3 460 km, auxquels s’ajouteront, mi-2017, plus de 220 km de la LGV SEA. Dans cet ensemble, 412 km de lignes sont dédiés fret et 228 km sont non exploités. Les services des TER circulent sur 2 800 km de lignes ferroviaires, alors que les lignes routières totalisent plus de 100 km, qu’il s’agisse de compléments routiers à l’offre TER ferroviaire ou d’une offre seulement routière.
• 44,7 % du kilométrage (tout type de ligne) est établi à double voie et plus. 47,8 % sont électrifiés, 73 % en 1,5 kV continu et 27 % en 25 kV alternatif. 48,9 % du kilométrage dispose d’une signalisation automatique (BAL ou BAPR), 27 % d’une signalisation mécanique. Le reste du kilométrage est géré par Capi (cantonnement téléphonique assisté par informatique) ou par le CT (cantonnement téléphonique simple).

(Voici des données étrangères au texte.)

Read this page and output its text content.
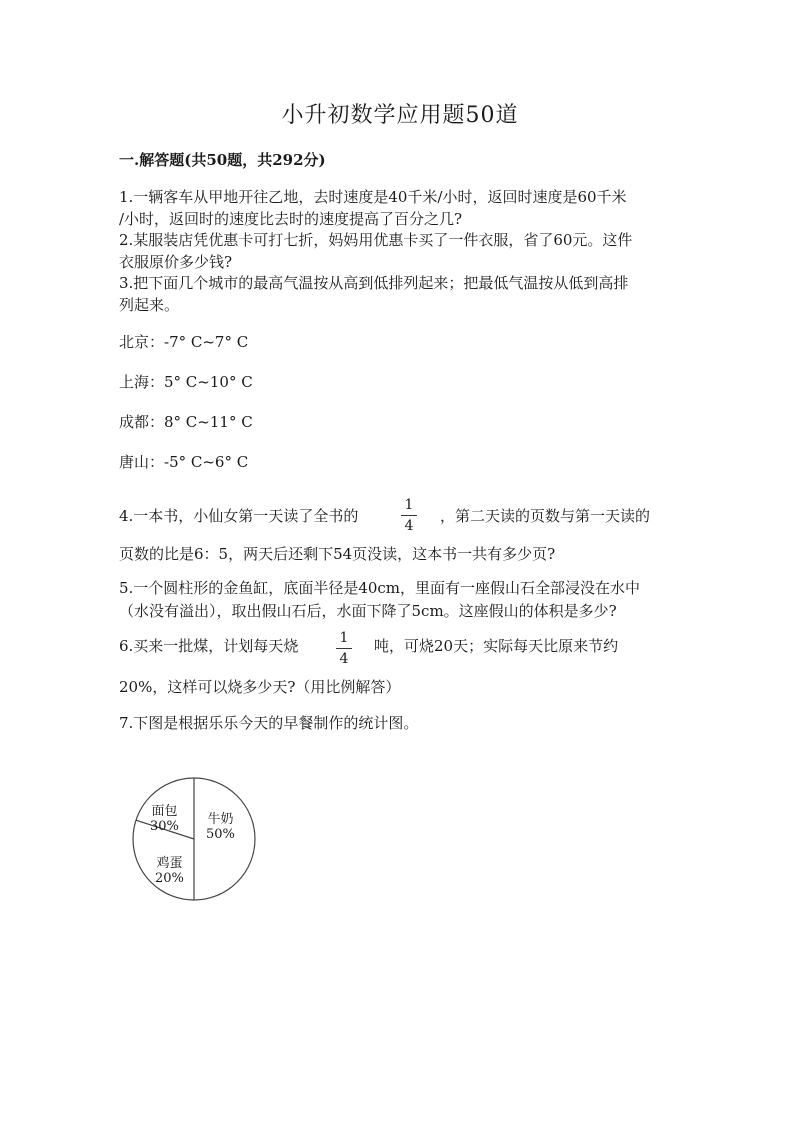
小升初数学应用题50道
一.解答题(共50题，共292分)
1.一辆客车从甲地开往乙地，去时速度是40千米/小时，返回时速度是60千米
/小时，返回时的速度比去时的速度提高了百分之几?
2.某服装店凭优惠卡可打七折，妈妈用优惠卡买了一件衣服，省了60元。这件
衣服原价多少钱?
3.把下面几个城市的最高气温按从高到低排列起来；把最低气温按从低到高排
列起来。
北京：-7° C~7° C
上海：5° C~10° C
成都：8° C~11° C
唐山：-5° C~6° C
4.一本书，小仙女第一天读了全书的
1
4
，第二天读的页数与第一天读的
页数的比是6：5，两天后还剩下54页没读，这本书一共有多少页?
5.一个圆柱形的金鱼缸，底面半径是40cm，里面有一座假山石全部浸没在水中
（水没有溢出），取出假山石后，水面下降了5cm。这座假山的体积是多少?
6.买来一批煤，计划每天烧	1
4
吨，可烧20天；实际每天比原来节约
20%，这样可以烧多少天?（用比例解答）
7.下图是根据乐乐今天的早餐制作的统计图。
牛奶
50%
面包
30%
鸡蛋
20%
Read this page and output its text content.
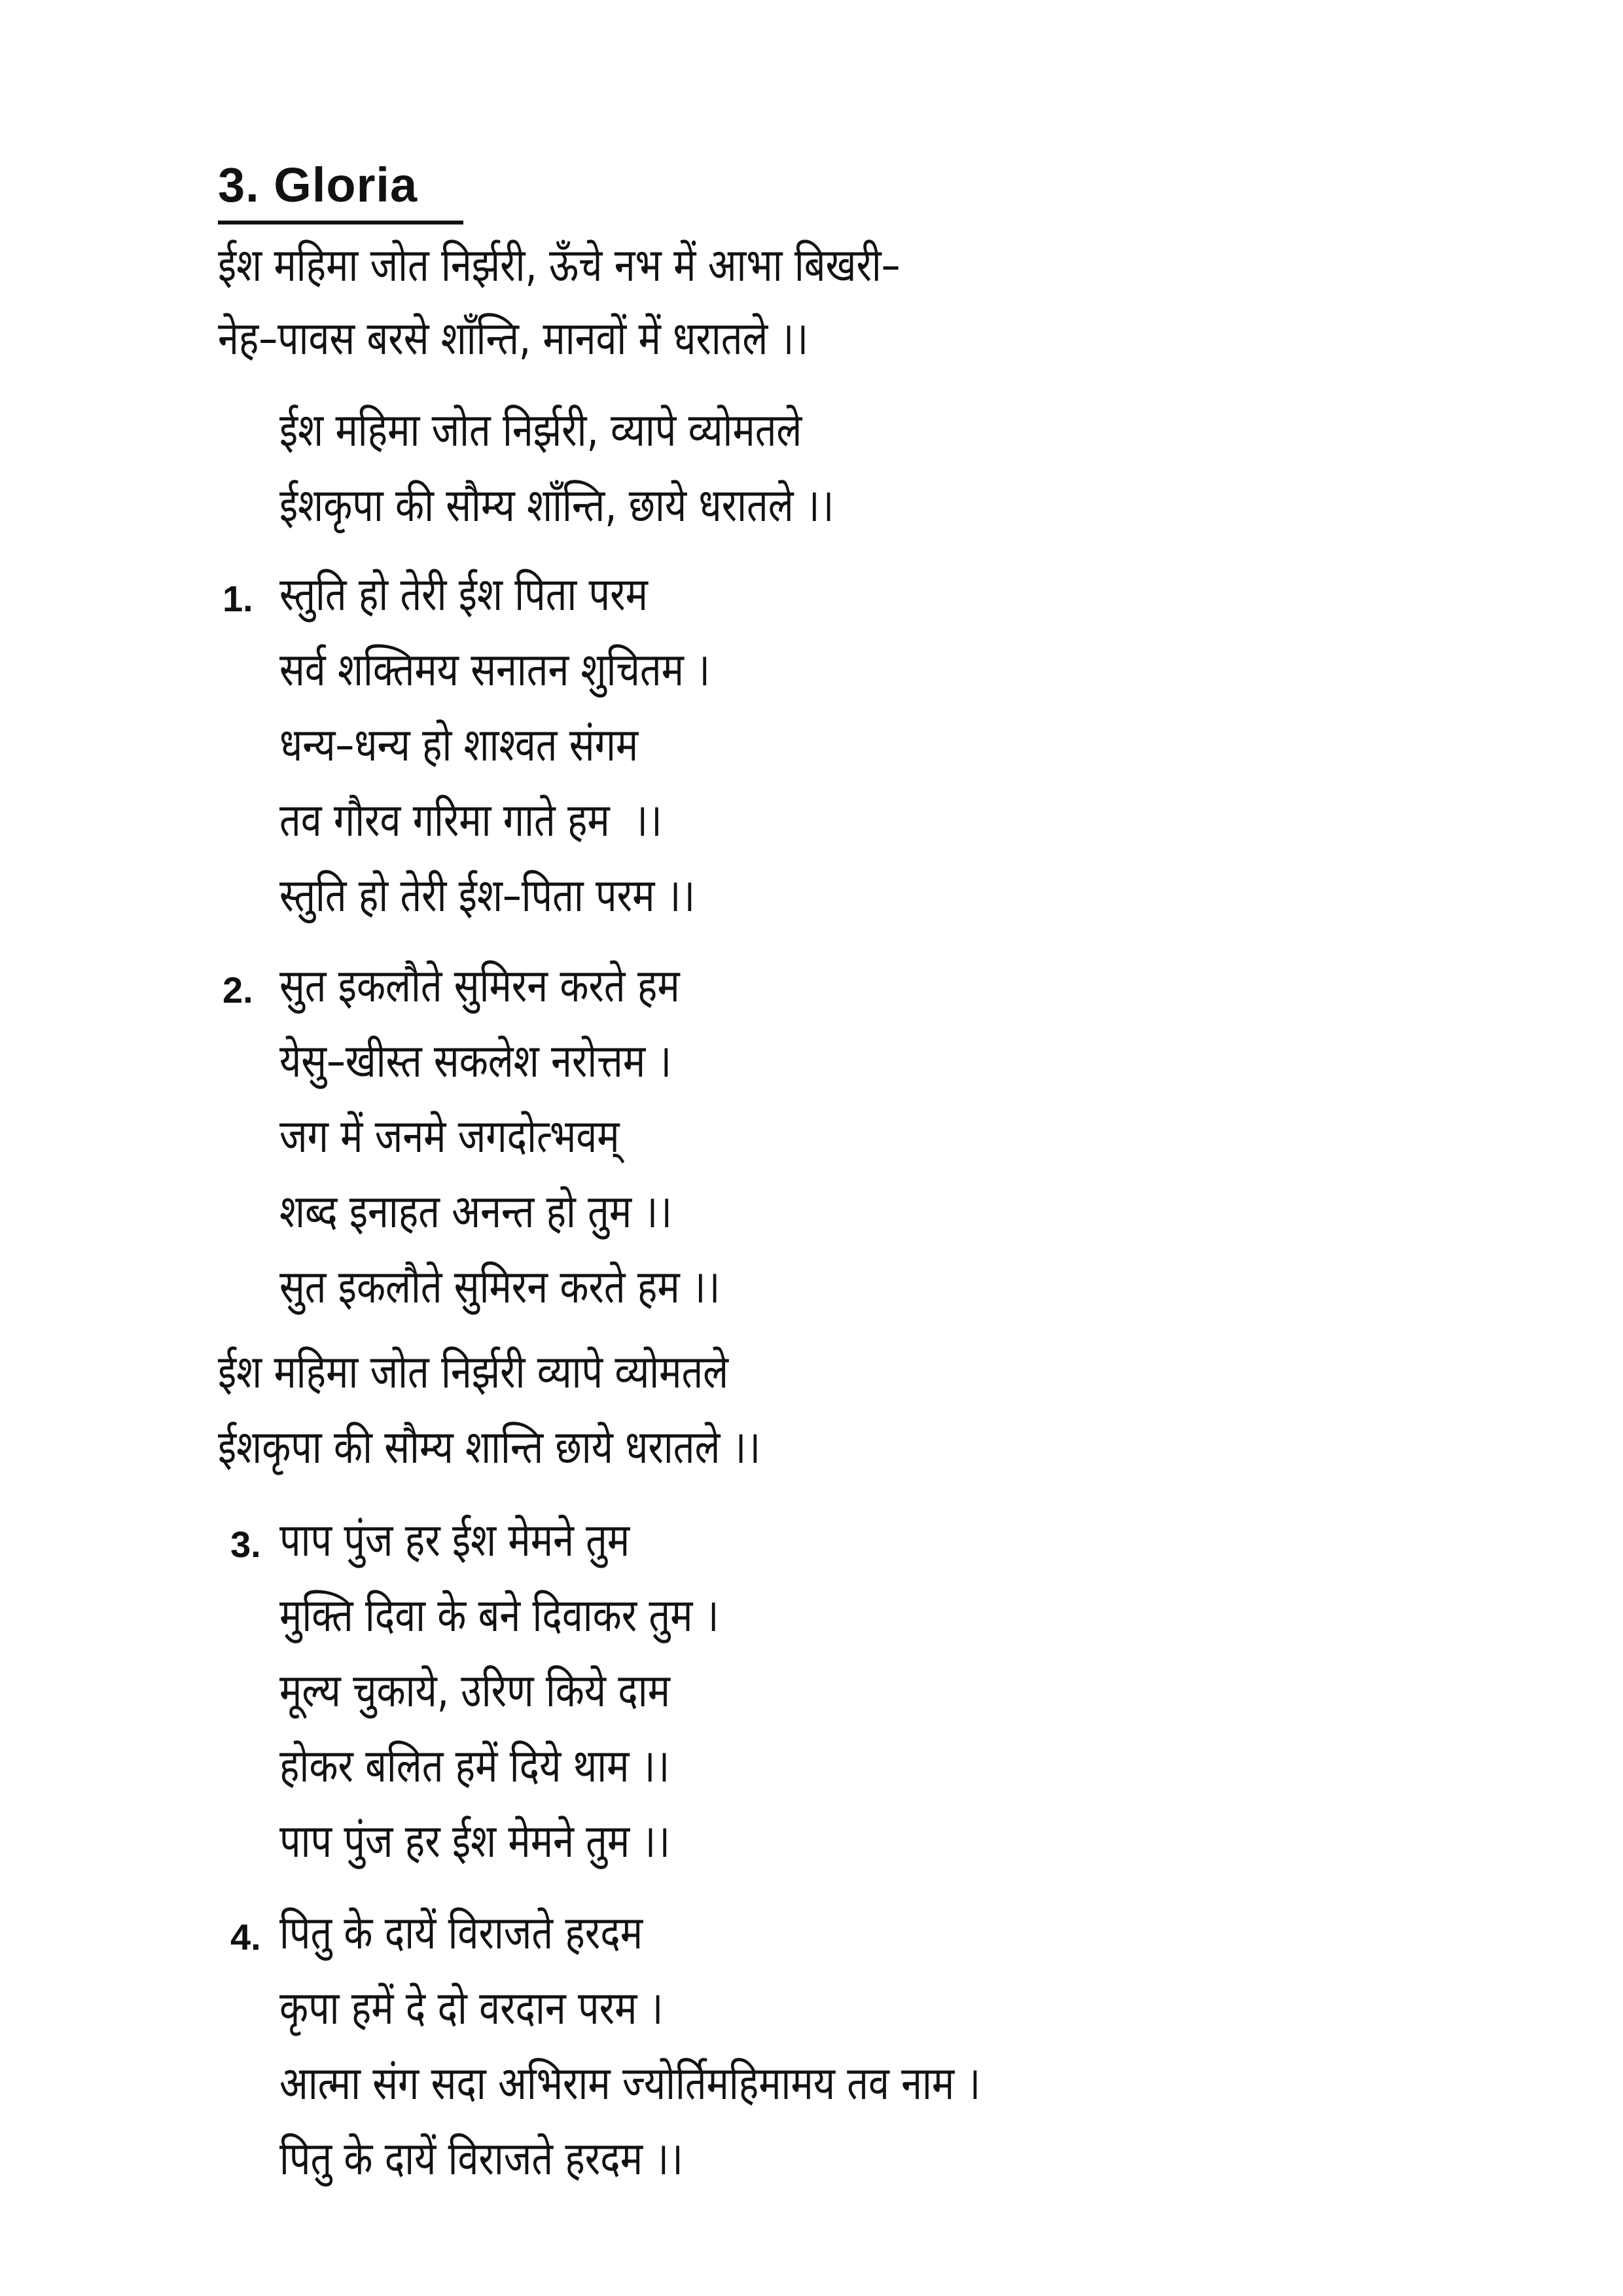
3. Gloria
ईश महिमा जोत निर्झरी, ऊँचे नभ में आभा बिखरी–
नेह–पावस बरसे शाँन्ति, मानवों में धरातले ।।
ईश महिमा जोत निर्झरी, व्यापे व्योमतले
ईशकृपा की सौम्य शाँन्ति, छाये धरातले ।।
1. स्तुति हो तेरी ईश पिता परम
सर्व शक्तिमय सनातन शुचितम ।
धन्य–धन्य हो शाश्वत संगम
तव गौरव गरिमा गाते हम  ।।
स्तुति हो तेरी ईश–पिता परम ।।
2. सुत इकलौते सुमिरन करते हम
येसु–खीस्त सकलेश नरोत्तम ।
जग में जनमे जगदोत्भवम्
शब्द इनाहत अनन्त हो तुम ।।
सुत इकलौते सुमिरन करते हम ।।
ईश महिमा जोत निर्झरी व्यापे व्योमतले
ईशकृपा की सौम्य शान्ति छाये धरातले ।।
3. पाप पुंज हर ईश मेमने तुम
मुक्ति दिवा के बने दिवाकर तुम ।
मूल्य चुकाये, उरिण किये दाम
होकर बलित हमें दिये थाम ।।
पाप पुंज हर ईश मेमने तुम ।।
4. पितु के दायें विराजते हरदम
कृपा हमें दे दो वरदान परम ।
आत्मा संग सदा अभिराम ज्योर्तिमहिमामय तव नाम ।
पितु के दायें विराजते हरदम ।।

• Le réseau comporte plus de 2 000 ouvrages d’art dont 200 tunnels.
655 trains quotidiens (jours ouvrables) et 150 circulations autocar TER desservent 230 gares et haltes, plus 150 points d’arrêts autocars, avec des flux quotidiens de presque 50 000 voyageurs les jours ouvrables. C’est une offre annuelle de plus de 2 millions de trains.km et des trafics de 16 millions de voyageurs (dont 12 % par autocars TER) et plus de 500 millions de voyageurs.km.
Aujourd’hui, les effectifs totalisent 208 rames automotrices électriques et automotrices diésels, 6 locomotives et 36 voitures réparties en dix séries:
Ce parc, encore hétérogène, tant au point de vue de l’âge que du confort, va être rapidement renouvelé avec l’arrivée accélérée des nouvelles rames Régiolis Alstom et Regio 2N de Bombardier, commandées par les trois anciennes régions.
Aujourd’hui, 20 des 22 rames Régiolis en version électrique bicourant commandées par l’Aquitaine (135 M€) sont d’ores et déjà livrées, les 10 rames en version bimode commandées par Poitou-Charentes (75 M€) sont en service et les 5 Régiolis commandées par le Limousin (35 M€), également en version bimode pour Bordeaux–Limoges, seront en ligne d’ici 2018. En même temps, 9 des 24 rames à deux niveaux Regio 2N commandées par l’Aquitaine (240 M€) pour les services périurbains de Bordeaux sont en service.
En 2017, le parc régional sera à 100 % neuf ou rénové, en raison de la disparition programmée des matériels les plus anciens: voitures Corail, locomotives BB 7200, rames automotrices Z2 et autorails X 2200 avec leurs remorques XR 6000.